The impact technology has on learners is more important to Ofsted than the technology itself, a former inspector told delegates at the Association of Employment and Learning Providers’ Learning Technologies Expo 2015.
Kerry Boffey (pictured above), director of the Adult Learning Improvement Network, said providers needed to think about what technology “will do for learners”.
“Does it speed up their learning? Does it make it more enjoyable? More interactive? More accessible? What difference does it make to their learning?” she said.
“That’s how technology is used in your self-assessment and in your inspection preparation and while you’re being inspected.”
Ofsted inspectors, she said, “don’t want to see technology — they want to see how you use technology, and the difference it makes to those learners”.
“Technology is only good if we actually use it, if we embrace it, if we find out how to use it and think about the impact it’s going to have on our learners,” said Ms Boffey.
Meanwhile, Stewart Segal, speaking at the event held at the ILEC Conference Centre, London, on November 5, said technology was “no longer an option” for providers, and that he didn’t see “too many training providers surviving this change unless they maximise the effective use of ICT”.
He described the “era of flexibility” being opened up by government “standing back from telling providers how to deliver things” as an opportunity that training providers should “grab”.
“The challenge is great, the pace of change is great — but I think the opportunity is great,” he said.
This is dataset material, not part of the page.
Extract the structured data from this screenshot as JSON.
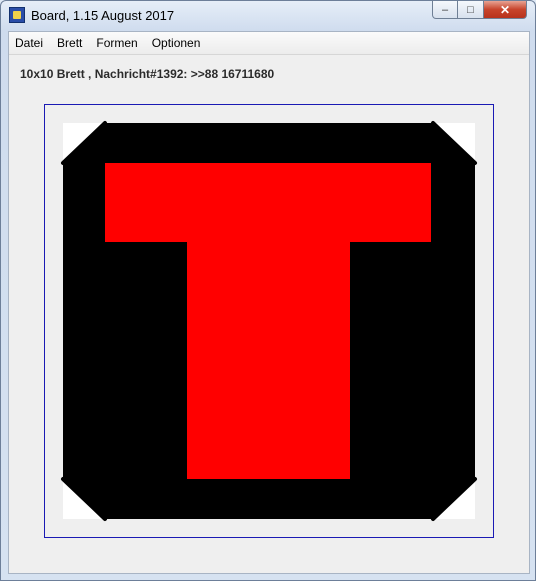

“More employers will be paying for the training that they get, and more learners will be paying for the training they get, through loans. It’s really important that we use ICT to develop that focus,” he said.
However, he cautioned providers against thinking that technology is an “end in itself”.
“You can’t just buy yourself some new equipment and think that that is changing the way we deliver. But if you use ICT properly, it can reengineer your business,” he said.
In addition to the main speakers, the event featured 12 workshops grouped into three themes — e-learning, mobile learning and e-assessment.